Viet Nam’s entry into the World Trade Organization is a great opportunity for the country’s economic development. However, challenges will inevitably follow. The electronic industry is not an exception, so who will be and not be profitable from it?

Sai Gon – Nguyen Kim home appliance store in Tran Hung Dao Street is crowded with customers on year-end days (Photo: K.Kh)

A number of well-known brand names of home appliances such as Sony, Samsung, Panasonic, Toshiba and LG have been present in Viet Nam for a rather long time and have had their market shares.
For them, Viet Nam’s WTO membership is not a new challenge; on the contrary, they are waiting for opportunities to come.

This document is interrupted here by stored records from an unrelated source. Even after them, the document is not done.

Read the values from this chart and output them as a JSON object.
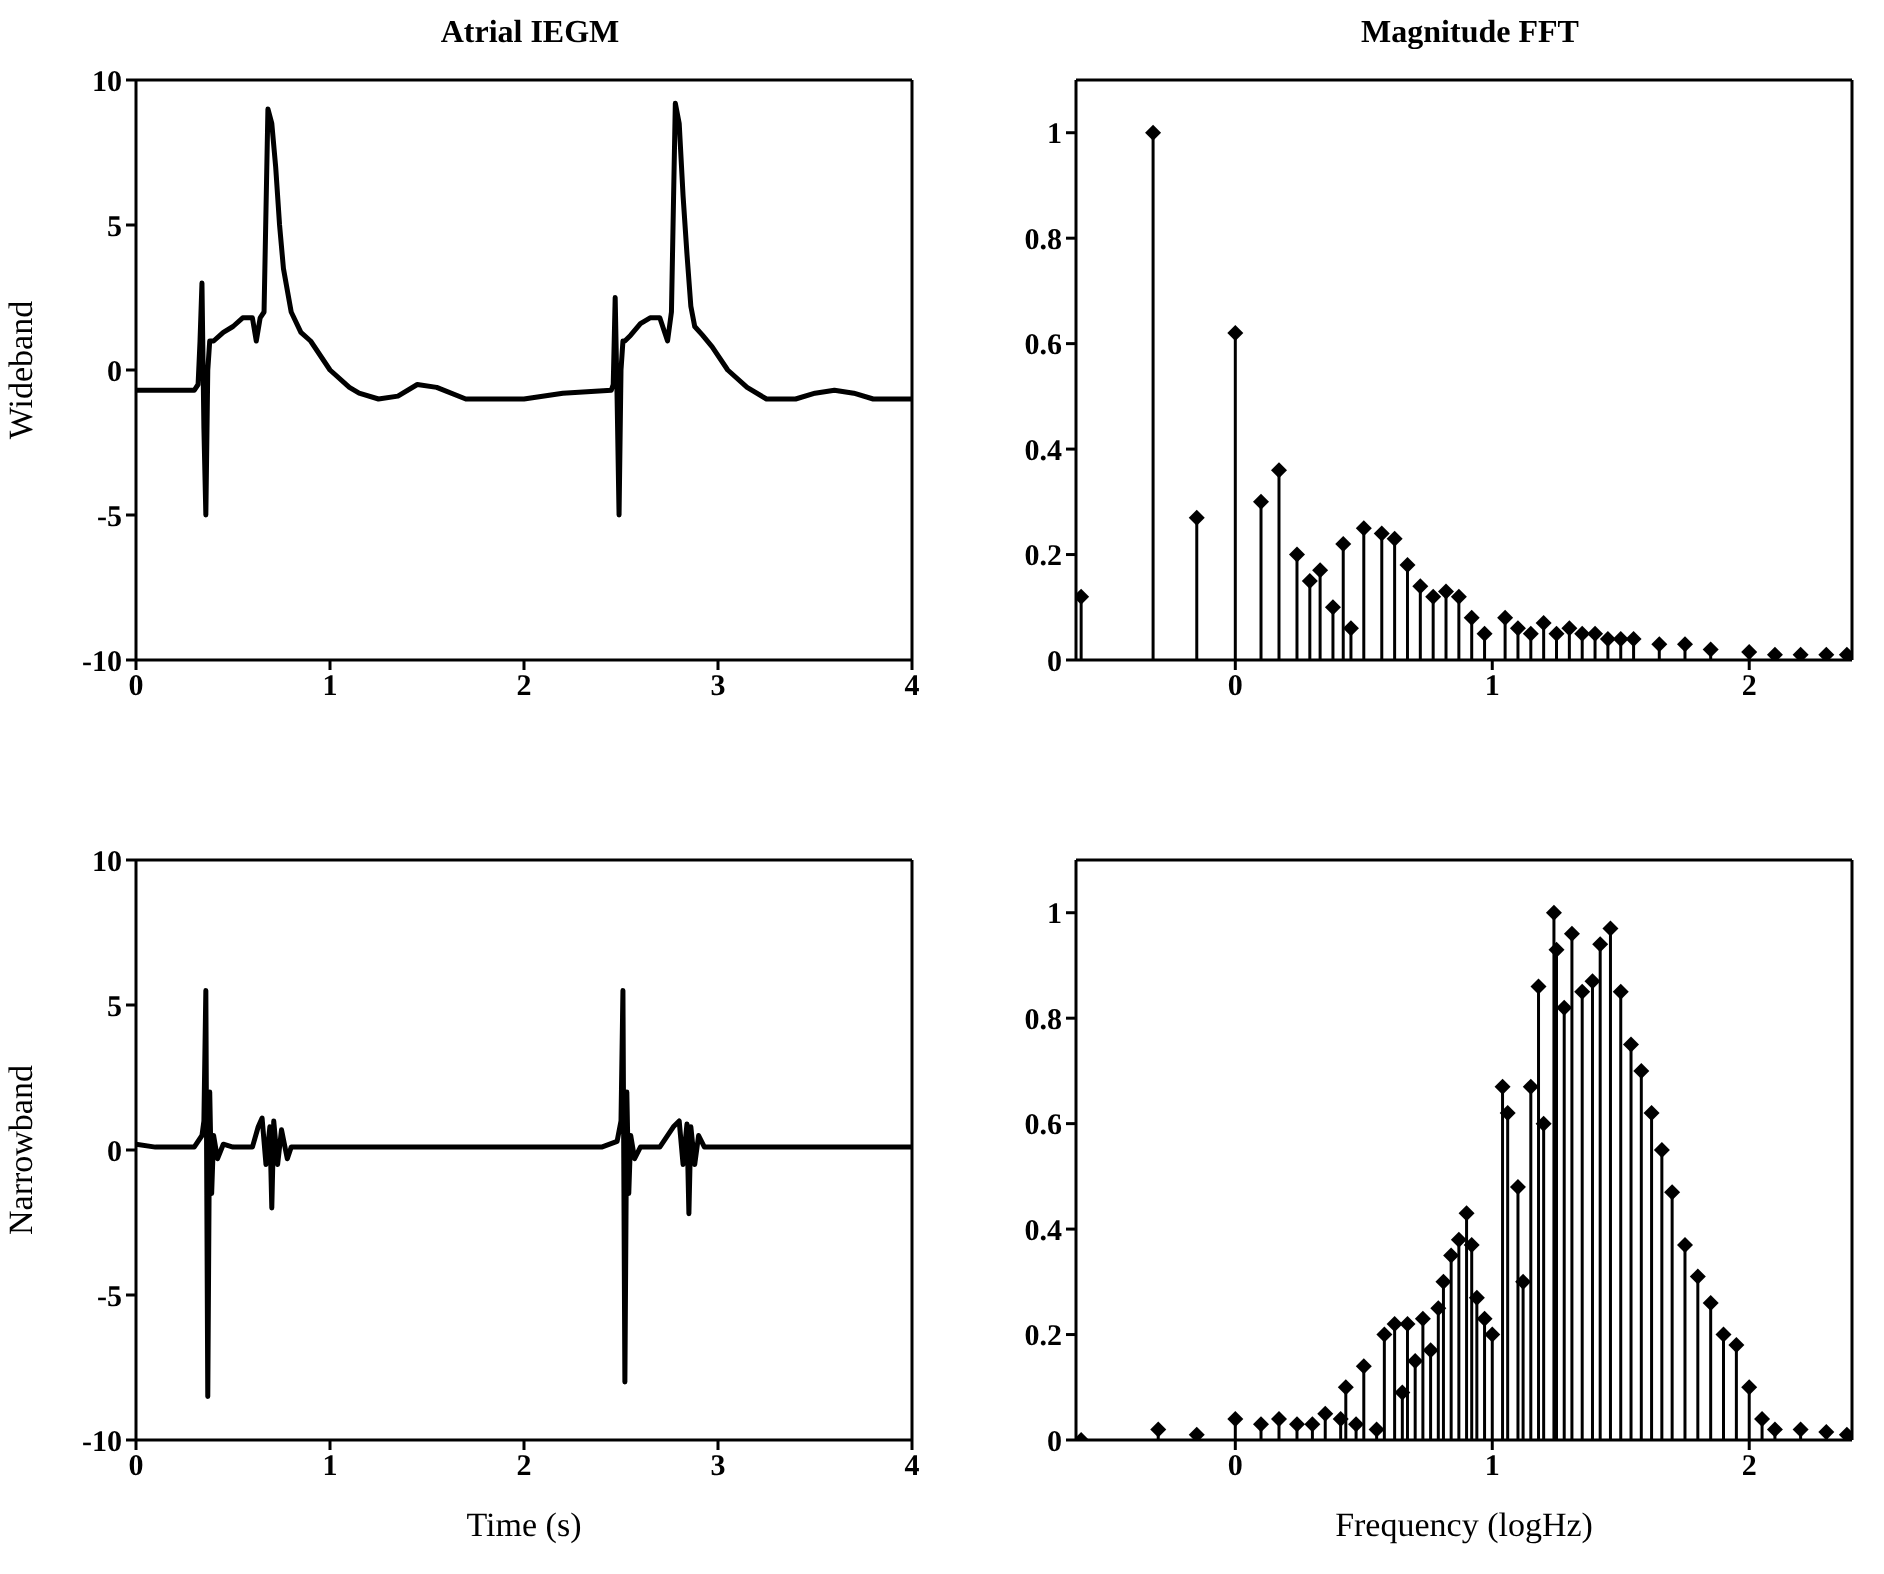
{
  "chart_data": [
    {
      "type": "line",
      "title": "Atrial IEGM",
      "ylabel": "Wideband",
      "color": "#000000",
      "line_style": "solid",
      "xlim": [
        0,
        4
      ],
      "ylim": [
        -10,
        10
      ],
      "xticks": [
        0,
        1,
        2,
        3,
        4
      ],
      "yticks": [
        -10,
        -5,
        0,
        5,
        10
      ],
      "x": [
        0,
        0.1,
        0.2,
        0.3,
        0.32,
        0.33,
        0.34,
        0.35,
        0.36,
        0.37,
        0.38,
        0.4,
        0.45,
        0.5,
        0.55,
        0.6,
        0.62,
        0.64,
        0.66,
        0.68,
        0.7,
        0.72,
        0.74,
        0.76,
        0.8,
        0.85,
        0.9,
        1.0,
        1.1,
        1.15,
        1.25,
        1.35,
        1.45,
        1.55,
        1.7,
        1.85,
        2.0,
        2.2,
        2.45,
        2.46,
        2.47,
        2.48,
        2.49,
        2.5,
        2.51,
        2.52,
        2.55,
        2.6,
        2.65,
        2.7,
        2.74,
        2.76,
        2.78,
        2.8,
        2.82,
        2.84,
        2.86,
        2.88,
        2.92,
        2.97,
        3.05,
        3.15,
        3.25,
        3.3,
        3.4,
        3.5,
        3.6,
        3.7,
        3.8,
        3.9,
        4.0
      ],
      "values": [
        -0.7,
        -0.7,
        -0.7,
        -0.7,
        -0.5,
        1,
        3,
        -2,
        -5,
        0,
        1,
        1,
        1.3,
        1.5,
        1.8,
        1.8,
        1,
        1.8,
        2,
        9,
        8.5,
        7,
        5,
        3.5,
        2,
        1.3,
        1,
        0,
        -0.6,
        -0.8,
        -1,
        -0.9,
        -0.5,
        -0.6,
        -1,
        -1,
        -1,
        -0.8,
        -0.7,
        -0.5,
        2.5,
        -1,
        -5,
        0,
        1,
        1,
        1.2,
        1.6,
        1.8,
        1.8,
        1,
        2,
        9.2,
        8.5,
        6,
        4,
        2.2,
        1.5,
        1.2,
        0.8,
        0,
        -0.6,
        -1,
        -1,
        -1,
        -0.8,
        -0.7,
        -0.8,
        -1,
        -1,
        -1
      ]
    },
    {
      "type": "lollipop",
      "title": "Magnitude FFT",
      "color": "#000000",
      "marker": "diamond",
      "xlim": [
        -0.62,
        2.4
      ],
      "ylim": [
        0,
        1.1
      ],
      "xticks": [
        0,
        1,
        2
      ],
      "yticks": [
        0,
        0.2,
        0.4,
        0.6,
        0.8,
        1
      ],
      "x": [
        -0.6,
        -0.32,
        -0.15,
        0,
        0.1,
        0.17,
        0.24,
        0.29,
        0.33,
        0.38,
        0.42,
        0.45,
        0.5,
        0.57,
        0.62,
        0.67,
        0.72,
        0.77,
        0.82,
        0.87,
        0.92,
        0.97,
        1.05,
        1.1,
        1.15,
        1.2,
        1.25,
        1.3,
        1.35,
        1.4,
        1.45,
        1.5,
        1.55,
        1.65,
        1.75,
        1.85,
        2.0,
        2.1,
        2.2,
        2.3,
        2.38
      ],
      "values": [
        0.12,
        1,
        0.27,
        0.62,
        0.3,
        0.36,
        0.2,
        0.15,
        0.17,
        0.1,
        0.22,
        0.06,
        0.25,
        0.24,
        0.23,
        0.18,
        0.14,
        0.12,
        0.13,
        0.12,
        0.08,
        0.05,
        0.08,
        0.06,
        0.05,
        0.07,
        0.05,
        0.06,
        0.05,
        0.05,
        0.04,
        0.04,
        0.04,
        0.03,
        0.03,
        0.02,
        0.015,
        0.01,
        0.01,
        0.01,
        0.01
      ]
    },
    {
      "type": "line",
      "ylabel": "Narrowband",
      "xlabel": "Time (s)",
      "color": "#000000",
      "line_style": "solid",
      "xlim": [
        0,
        4
      ],
      "ylim": [
        -10,
        10
      ],
      "xticks": [
        0,
        1,
        2,
        3,
        4
      ],
      "yticks": [
        -10,
        -5,
        0,
        5,
        10
      ],
      "x": [
        0,
        0.1,
        0.2,
        0.3,
        0.34,
        0.35,
        0.36,
        0.37,
        0.38,
        0.39,
        0.4,
        0.42,
        0.45,
        0.5,
        0.6,
        0.63,
        0.65,
        0.67,
        0.69,
        0.7,
        0.71,
        0.73,
        0.75,
        0.78,
        0.8,
        0.9,
        1.2,
        1.6,
        2.0,
        2.4,
        2.48,
        2.5,
        2.51,
        2.52,
        2.53,
        2.54,
        2.55,
        2.57,
        2.6,
        2.7,
        2.77,
        2.8,
        2.82,
        2.84,
        2.85,
        2.86,
        2.88,
        2.9,
        2.93,
        3.0,
        3.3,
        3.7,
        4.0
      ],
      "values": [
        0.2,
        0.1,
        0.1,
        0.1,
        0.5,
        1,
        5.5,
        -8.5,
        2,
        -1.5,
        0.5,
        -0.3,
        0.2,
        0.1,
        0.1,
        0.8,
        1.1,
        -0.5,
        0.8,
        -2,
        1,
        -0.5,
        0.7,
        -0.3,
        0.1,
        0.1,
        0.1,
        0.1,
        0.1,
        0.1,
        0.3,
        1,
        5.5,
        -8,
        2,
        -1.5,
        0.5,
        -0.3,
        0.1,
        0.1,
        0.8,
        1,
        -0.5,
        0.9,
        -2.2,
        0.8,
        -0.5,
        0.5,
        0.1,
        0.1,
        0.1,
        0.1,
        0.1
      ]
    },
    {
      "type": "lollipop",
      "xlabel": "Frequency (logHz)",
      "color": "#000000",
      "marker": "diamond",
      "xlim": [
        -0.62,
        2.4
      ],
      "ylim": [
        0,
        1.1
      ],
      "xticks": [
        0,
        1,
        2
      ],
      "yticks": [
        0,
        0.2,
        0.4,
        0.6,
        0.8,
        1
      ],
      "x": [
        -0.6,
        -0.3,
        -0.15,
        0,
        0.1,
        0.17,
        0.24,
        0.3,
        0.35,
        0.41,
        0.43,
        0.47,
        0.5,
        0.55,
        0.58,
        0.62,
        0.65,
        0.67,
        0.7,
        0.73,
        0.76,
        0.79,
        0.81,
        0.84,
        0.87,
        0.9,
        0.92,
        0.94,
        0.97,
        1.0,
        1.04,
        1.06,
        1.1,
        1.12,
        1.15,
        1.18,
        1.2,
        1.24,
        1.25,
        1.28,
        1.31,
        1.35,
        1.39,
        1.42,
        1.46,
        1.5,
        1.54,
        1.58,
        1.62,
        1.66,
        1.7,
        1.75,
        1.8,
        1.85,
        1.9,
        1.95,
        2.0,
        2.05,
        2.1,
        2.2,
        2.3,
        2.38
      ],
      "values": [
        0,
        0.02,
        0.01,
        0.04,
        0.03,
        0.04,
        0.03,
        0.03,
        0.05,
        0.04,
        0.1,
        0.03,
        0.14,
        0.02,
        0.2,
        0.22,
        0.09,
        0.22,
        0.15,
        0.23,
        0.17,
        0.25,
        0.3,
        0.35,
        0.38,
        0.43,
        0.37,
        0.27,
        0.23,
        0.2,
        0.67,
        0.62,
        0.48,
        0.3,
        0.67,
        0.86,
        0.6,
        1,
        0.93,
        0.82,
        0.96,
        0.85,
        0.87,
        0.94,
        0.97,
        0.85,
        0.75,
        0.7,
        0.62,
        0.55,
        0.47,
        0.37,
        0.31,
        0.26,
        0.2,
        0.18,
        0.1,
        0.04,
        0.02,
        0.02,
        0.015,
        0.01
      ]
    }
  ]
}
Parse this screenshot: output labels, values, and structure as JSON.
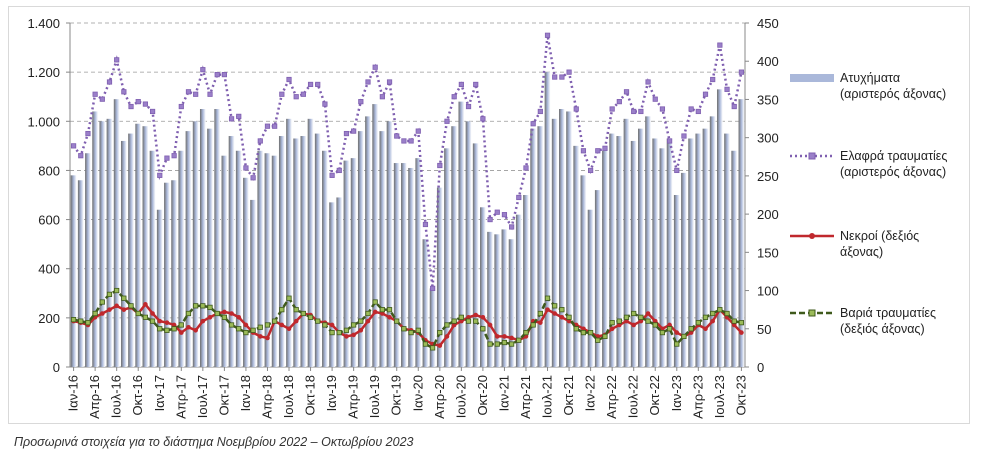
{
  "chart_data": {
    "type": "bar-line",
    "caption": "Προσωρινά στοιχεία για το διάστημα Νοεμβρίου 2022 – Οκτωβρίου 2023",
    "categories": [
      "Ιαν-16",
      null,
      null,
      "Απρ-16",
      null,
      null,
      "Ιουλ-16",
      null,
      null,
      "Οκτ-16",
      null,
      null,
      "Ιαν-17",
      null,
      null,
      "Απρ-17",
      null,
      null,
      "Ιουλ-17",
      null,
      null,
      "Οκτ-17",
      null,
      null,
      "Ιαν-18",
      null,
      null,
      "Απρ-18",
      null,
      null,
      "Ιουλ-18",
      null,
      null,
      "Οκτ-18",
      null,
      null,
      "Ιαν-19",
      null,
      null,
      "Απρ-19",
      null,
      null,
      "Ιουλ-19",
      null,
      null,
      "Οκτ-19",
      null,
      null,
      "Ιαν-20",
      null,
      null,
      "Απρ-20",
      null,
      null,
      "Ιουλ-20",
      null,
      null,
      "Οκτ-20",
      null,
      null,
      "Ιαν-21",
      null,
      null,
      "Απρ-21",
      null,
      null,
      "Ιουλ-21",
      null,
      null,
      "Οκτ-21",
      null,
      null,
      "Ιαν-22",
      null,
      null,
      "Απρ-22",
      null,
      null,
      "Ιουλ-22",
      null,
      null,
      "Οκτ-22",
      null,
      null,
      "Ιαν-23",
      null,
      null,
      "Απρ-23",
      null,
      null,
      "Ιουλ-23",
      null,
      null,
      "Οκτ-23"
    ],
    "ylim": [
      0,
      1400
    ],
    "yticks": [
      0,
      200,
      400,
      600,
      800,
      {
        "value": 1000,
        "label": "1.000"
      },
      {
        "value": 1200,
        "label": "1.200"
      },
      {
        "value": 1400,
        "label": "1.400"
      }
    ],
    "y2lim": [
      0,
      450
    ],
    "y2ticks": [
      0,
      50,
      100,
      150,
      200,
      250,
      300,
      350,
      400,
      450
    ],
    "grid": true,
    "series": [
      {
        "name": "Ατυχήματα (αριστερός άξονας)",
        "kind": "bar",
        "color": "#aab8da",
        "values": [
          780,
          760,
          870,
          1040,
          1000,
          1010,
          1090,
          920,
          950,
          990,
          980,
          880,
          640,
          750,
          760,
          880,
          960,
          1000,
          1050,
          970,
          1050,
          860,
          940,
          880,
          770,
          680,
          880,
          870,
          860,
          940,
          1010,
          930,
          940,
          1010,
          950,
          880,
          670,
          690,
          840,
          850,
          960,
          1020,
          1070,
          960,
          1000,
          830,
          830,
          810,
          850,
          520,
          320,
          730,
          890,
          980,
          1080,
          1000,
          910,
          650,
          550,
          540,
          560,
          520,
          620,
          700,
          970,
          980,
          1200,
          1010,
          1050,
          1040,
          900,
          780,
          640,
          720,
          880,
          950,
          940,
          1010,
          920,
          970,
          1020,
          930,
          890,
          930,
          700,
          790,
          930,
          950,
          970,
          1020,
          1130,
          950,
          880,
          1090
        ]
      },
      {
        "name": "Ελαφρά τραυματίες (αριστερός άξονας)",
        "kind": "dotted-line",
        "color": "#7f5fb0",
        "values": [
          900,
          860,
          950,
          1110,
          1090,
          1160,
          1250,
          1120,
          1060,
          1080,
          1070,
          1040,
          780,
          850,
          860,
          1060,
          1120,
          1110,
          1210,
          1110,
          1190,
          1190,
          1010,
          1020,
          810,
          770,
          920,
          980,
          980,
          1110,
          1170,
          1100,
          1110,
          1150,
          1150,
          1070,
          780,
          800,
          950,
          960,
          1080,
          1160,
          1220,
          1100,
          1160,
          940,
          920,
          920,
          960,
          580,
          320,
          820,
          1000,
          1100,
          1150,
          1060,
          1150,
          1010,
          600,
          630,
          620,
          570,
          690,
          810,
          990,
          1040,
          1350,
          1180,
          1180,
          1200,
          1050,
          880,
          800,
          880,
          890,
          1050,
          1080,
          1120,
          1040,
          1040,
          1160,
          1090,
          1050,
          920,
          800,
          940,
          1050,
          1040,
          1110,
          1170,
          1310,
          1130,
          1060,
          1200
        ]
      },
      {
        "name": "Νεκροί (δεξιός άξονας)",
        "kind": "line",
        "axis": "y2",
        "color": "#c0282d",
        "values": [
          60,
          58,
          55,
          65,
          70,
          75,
          80,
          75,
          78,
          70,
          82,
          70,
          60,
          58,
          55,
          45,
          52,
          48,
          60,
          65,
          70,
          72,
          70,
          65,
          55,
          45,
          40,
          38,
          60,
          55,
          50,
          60,
          70,
          68,
          60,
          58,
          55,
          45,
          40,
          42,
          48,
          60,
          72,
          70,
          65,
          60,
          50,
          48,
          45,
          35,
          30,
          28,
          40,
          55,
          60,
          65,
          68,
          65,
          55,
          40,
          40,
          38,
          35,
          40,
          60,
          58,
          75,
          70,
          65,
          60,
          55,
          50,
          45,
          40,
          42,
          50,
          55,
          60,
          55,
          60,
          70,
          60,
          50,
          55,
          45,
          40,
          45,
          55,
          50,
          60,
          75,
          65,
          55,
          45
        ]
      },
      {
        "name": "Βαριά τραυματίες (δεξιός άξονας)",
        "kind": "dashed-line",
        "axis": "y2",
        "color": "#3f5a1c",
        "values": [
          62,
          60,
          58,
          70,
          85,
          95,
          100,
          90,
          80,
          70,
          65,
          60,
          50,
          48,
          50,
          55,
          70,
          80,
          80,
          78,
          70,
          65,
          55,
          50,
          45,
          48,
          52,
          55,
          60,
          75,
          90,
          75,
          70,
          65,
          60,
          55,
          45,
          45,
          48,
          55,
          60,
          70,
          85,
          75,
          75,
          60,
          50,
          45,
          48,
          30,
          25,
          45,
          55,
          60,
          65,
          60,
          60,
          50,
          30,
          30,
          32,
          30,
          35,
          45,
          55,
          70,
          90,
          80,
          75,
          65,
          50,
          45,
          45,
          35,
          40,
          58,
          60,
          65,
          70,
          65,
          60,
          55,
          45,
          50,
          30,
          40,
          50,
          58,
          65,
          70,
          75,
          70,
          60,
          58
        ]
      }
    ]
  }
}
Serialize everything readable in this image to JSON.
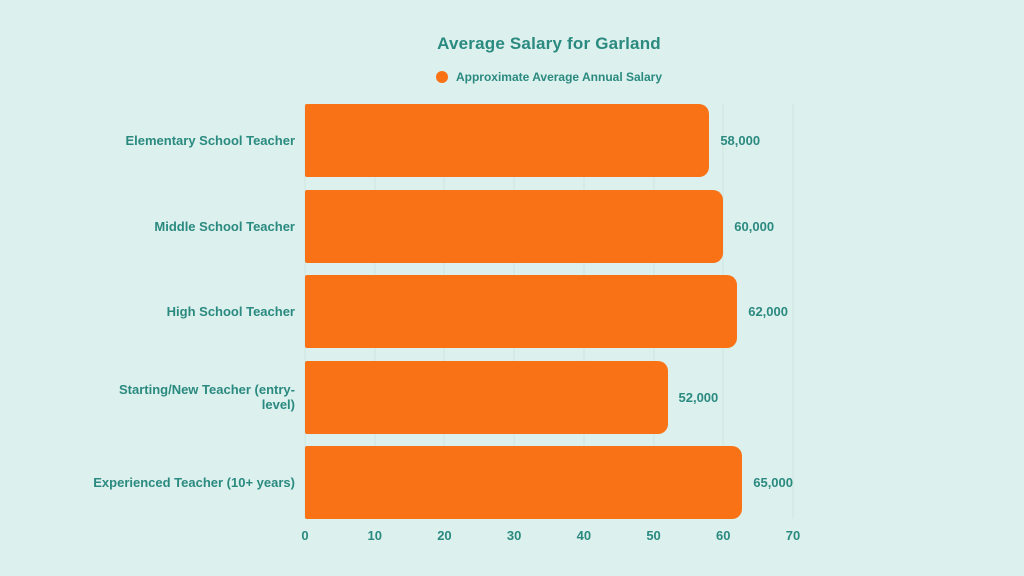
{
  "page": {
    "background_color": "#dcf0ed",
    "text_color": "#2a8a80"
  },
  "chart_data": {
    "type": "bar",
    "orientation": "horizontal",
    "title": "Average Salary for Garland",
    "legend": {
      "label": "Approximate Average Annual Salary",
      "marker_color": "#f97316",
      "position": "top-center"
    },
    "categories": [
      "Elementary School Teacher",
      "Middle School Teacher",
      "High School Teacher",
      "Starting/New Teacher (entry-level)",
      "Experienced Teacher (10+ years)"
    ],
    "values": [
      58000,
      60000,
      62000,
      52000,
      65000
    ],
    "value_labels": [
      "58,000",
      "60,000",
      "62,000",
      "52,000",
      "65,000"
    ],
    "axis_values_thousands": [
      58,
      60,
      62,
      52,
      65
    ],
    "xlabel": "",
    "ylabel": "",
    "xlim": [
      0,
      70
    ],
    "x_tick_labels": [
      "0",
      "10",
      "20",
      "30",
      "40",
      "50",
      "60",
      "70"
    ],
    "grid": true,
    "bar_color": "#f97316",
    "grid_color": "#cbe6e1"
  }
}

It’s not by chance that producers have continuously launched new models on Viet Nam’s market since the end of last year. It’s not simple a price and technological competition, but it’s their advanced preparation for the country’s WTO-entry.
Those joint-venture companies have tried to take advantage of investment incentives and low labor costs in Viet Nam as well as in other Southeast Asian countries compared to the rest of the world.
Home appliances with several new models are flooding Viet Nam. The Viet Nam’s electronic market can be said to be abreast of the regional and world markets.
Nowadays, Vietnamese customers can afford high-quality home appliances such as LCD and plasma TV sets with famous brand names like Vierra, Bravia and Time Machine thanks to competition between producers.
For some products, the customers can enjoy big sales, about 30-50 percent off.
Some said the prices might be lower as the import tariffs imposed on home appliances will be reduced to meet Viet Nam’s commitments to the WTO. But it is not the reason as the tariffs were already reduced when Viet Nam started to implement its trade commitments to the ASEAN Free Trade Area two years ago.
Therefore, the big foreign home-appliance producers have competed equally in Viet Nam’s market.
Meanwhile, local producers are worried about the fierce competition which the country’s WTO membership might bring about. They might not be able to compete against foreign produces in terms of finance and technology.
If they know how to make full use of their capacity in making spare parts and accessories, they can survive.
Some are not sure whether to cooperate with foreign partners or to operate in the new environment as the country just became a WTO member.